芦ノ湖に異変

3月1日、芦ノ湖でのニジマスなどの釣りが解禁される。数年前まで、毎年のように解禁直後の芦ノ湖へニジマス釣りに行っていたが、ここ数年ご無沙汰していた。今年は、登山の師匠であるコントン土谷氏が、ちかごろ釣りに興味を示していたので、初心者でも釣れる芦ノ湖へ、一緒に行ってみることにした。
以前は、3月の第1日曜日に出撃していた。解禁になって数日後の最初の休日である。それも、土曜日の夜に現地へ着き、車の中で仮眠して、翌朝5時にボート出船、というパターンだった。それだとあまりに寒いし、くたびれる。そこで今回は、出発は当日の朝とした。10時頃、芦ノ湖の箱根湾の前の県営無料駐車場に到着した。すると、なんと雪が降っていた。と言っても小雪がちらつく程度だったので、簡易レインコートを買いに行って、箱根湾に戻ると、雪はやんでいた。
ここは、無料駐車場の目の前に、5、6軒のレンタル・ボート店が並んでいる。釣り人が集中しても、だいたいどこかの店でボートが借りられる。解禁から3週目でもあり、天気も悪いせいか、一番人気の3人乗りエンジンボートがすぐに借りられた。湖上にも、解禁直後のような大勢のボートはいない。

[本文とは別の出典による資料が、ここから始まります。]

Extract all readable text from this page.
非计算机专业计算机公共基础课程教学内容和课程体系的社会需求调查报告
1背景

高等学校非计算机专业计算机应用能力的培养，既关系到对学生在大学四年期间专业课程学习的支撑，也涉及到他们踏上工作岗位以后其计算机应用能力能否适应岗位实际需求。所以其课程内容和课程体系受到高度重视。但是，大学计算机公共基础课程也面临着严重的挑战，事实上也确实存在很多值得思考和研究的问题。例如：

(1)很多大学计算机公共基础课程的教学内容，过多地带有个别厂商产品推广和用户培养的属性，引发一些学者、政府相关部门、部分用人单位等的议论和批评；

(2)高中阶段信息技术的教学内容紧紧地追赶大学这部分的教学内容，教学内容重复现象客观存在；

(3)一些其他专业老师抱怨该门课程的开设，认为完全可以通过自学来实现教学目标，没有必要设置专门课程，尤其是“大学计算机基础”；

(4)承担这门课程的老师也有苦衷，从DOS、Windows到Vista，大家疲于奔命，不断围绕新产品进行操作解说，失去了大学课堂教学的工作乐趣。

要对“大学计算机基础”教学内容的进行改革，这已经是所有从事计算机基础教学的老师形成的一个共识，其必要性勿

いつものように、箱根湾の「関所前」というポイントへ向かった。ここは、いわゆる箱根の関所として有名な観光スポットの目の前である。水深5mのあたりで釣りを開始した。エサはイクラで、ベタ底狙い(湖底付近にエサをおろす)。これで、いつもなら10分もすれば釣れ始め、群れが滞在してくれて100匹とか釣れるのだ。しかし、今回は、いくら待っても最初の1匹が釣れない。何か様子が変だ。先日購入した簡易魚群探知機にも、魚群の反応が出ない。
そこで、絶対に釣れるはずのポイント「ボート屋前」に移動(つまり出船場所付近に戻る)した。ここは、手漕ぎのボートでもすぐ行けるので、ボートの混雑場所であり、また、係留されている船のアンカーロープに釣り糸が絡まることがあるので、いつもは敬遠している。それさえなければ、放流直後は絶対にニジマスが釣れる場所なのだ。しかし、ここでも釣れない!
こうなると、秀峰の芦ノ湖スキルではお手上げだ。放流直後に浅い湾内のそこかしこに滞在してるはずの群れが、すでに回遊コースに旅立っていたり、野生化して自分でエサを追って散ってしまってるかも知れない。ヤケクソで、「箱根園」というポイントへ移動した。湖を直線で長径の半分くらい行ったところだ。15馬力のエンジン全開で15分疾走したので、すっかり体が冷えてしまった。そこでも釣れず、また箱根湾へ引き返す。これで完全に体が凍りついた我々は、ギブアップ。
芦ノ湖へ行くようになって、初めての釣果ゼロということになった。あとで聞いた話では、暖冬のせいか、今年の芦ノ湖は、異変が起きているそうだ。湾内ではなく、かなり沖で水深のある場所の、わりと上層で釣れているのだそうだ。
しかも、今回は急激に気温が低下して、雪まで降ったあとである。魚群がいたとしても、エサを食わなかったのかも知れない。時間帯も、早朝を外したのが悪かったか。でも、芦ノ湖のニジマスたちが、それほど繊細な食餌パターンを持っているとも思えないのだが…。